その調査の結果、孤独感が「ある」とした人は約4割と前年調査からほぼ横ばいだったものの、スマートフォンの使用時間(1日当たりの平均)が長い人ほど、孤独を感じやすい傾向にあることが判明したという。使用時間が8時間以上では、孤独感が「ある」が5割を超えた。年齢別では20代~50代でいずれも4割を超えたという。孤独だからスマホを見る時間が長くなるのか、スマホばかり見ているから孤独に感じるのか……。
私はかつて、日テレの「NNNドキュメント」で『高齢初犯』に関するドキュメンタリーを制作した。そのときに「法律監修」を務めてくれた、友人で法学者・慶應義塾大学教授の太田達也氏が言っていたことを思い出した。
「『孤独』と『孤立』は違う。本当にヤバいのは『孤立』状態にあることだ」
孤独は、寂しいというような〝主観的な〟「感情」のことである。一方、孤立は、〝客観的な〟他者とのつながりが少ない「状態」を指す。もちろん、両者の間には関係があり、孤独を感じている人は孤立していることが多く、孤立している人は孤独を抱えやすいという特徴がある。
しかし、必ずしも両者が常に関連しているとは限らない。孤独の感情は一時的かもしれないし、周囲から孤立していても寂しさを感じない人もいる。逆に、たくさんの人とのつながりがあっても孤独を抱えている人もいる。一般的に、男性や高齢者は孤立しやすく、女性や若者は孤独を感じやすいと言われている。

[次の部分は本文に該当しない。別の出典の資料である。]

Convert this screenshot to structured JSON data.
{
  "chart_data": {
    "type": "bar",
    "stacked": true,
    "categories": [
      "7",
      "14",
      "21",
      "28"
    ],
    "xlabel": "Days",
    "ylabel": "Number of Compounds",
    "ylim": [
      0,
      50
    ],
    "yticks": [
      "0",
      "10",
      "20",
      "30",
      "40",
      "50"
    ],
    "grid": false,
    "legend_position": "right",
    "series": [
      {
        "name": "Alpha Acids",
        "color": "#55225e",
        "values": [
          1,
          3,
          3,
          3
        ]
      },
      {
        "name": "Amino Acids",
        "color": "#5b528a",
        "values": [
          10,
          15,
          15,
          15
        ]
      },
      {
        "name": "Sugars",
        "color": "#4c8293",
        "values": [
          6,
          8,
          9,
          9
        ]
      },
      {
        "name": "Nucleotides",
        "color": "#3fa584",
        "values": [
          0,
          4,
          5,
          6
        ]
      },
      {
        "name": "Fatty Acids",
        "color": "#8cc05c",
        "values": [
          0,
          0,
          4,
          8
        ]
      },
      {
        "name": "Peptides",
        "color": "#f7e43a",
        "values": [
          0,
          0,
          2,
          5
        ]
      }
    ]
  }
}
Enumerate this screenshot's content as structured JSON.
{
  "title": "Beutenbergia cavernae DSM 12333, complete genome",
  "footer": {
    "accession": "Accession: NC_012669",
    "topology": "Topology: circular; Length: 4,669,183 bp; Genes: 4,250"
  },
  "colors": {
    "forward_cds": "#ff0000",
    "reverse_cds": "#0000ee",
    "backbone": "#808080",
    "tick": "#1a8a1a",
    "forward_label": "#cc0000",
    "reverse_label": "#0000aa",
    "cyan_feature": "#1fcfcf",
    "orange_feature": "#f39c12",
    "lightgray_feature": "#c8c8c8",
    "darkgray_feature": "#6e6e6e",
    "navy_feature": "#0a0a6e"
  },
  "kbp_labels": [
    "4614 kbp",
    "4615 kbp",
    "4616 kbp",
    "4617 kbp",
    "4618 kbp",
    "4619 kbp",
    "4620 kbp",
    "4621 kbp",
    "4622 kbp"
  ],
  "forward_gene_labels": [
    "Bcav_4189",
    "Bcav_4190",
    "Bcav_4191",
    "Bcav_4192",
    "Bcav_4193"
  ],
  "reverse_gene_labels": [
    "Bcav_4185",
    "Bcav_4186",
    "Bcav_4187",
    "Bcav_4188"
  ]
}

前述の『高齢初犯』の番組では、この孤立状態に陥った高齢者がふとしたことで初めて犯罪に手を染めてしまう危険性を示唆した。
電車に乗ると、みなスマホとにらめっこで誰も人の顔など見ていない。こんな世のなかでは、働くことを辞め、社会と接する機会がなくなった高齢者が「孤立」を感じてしまうこともあるだろう。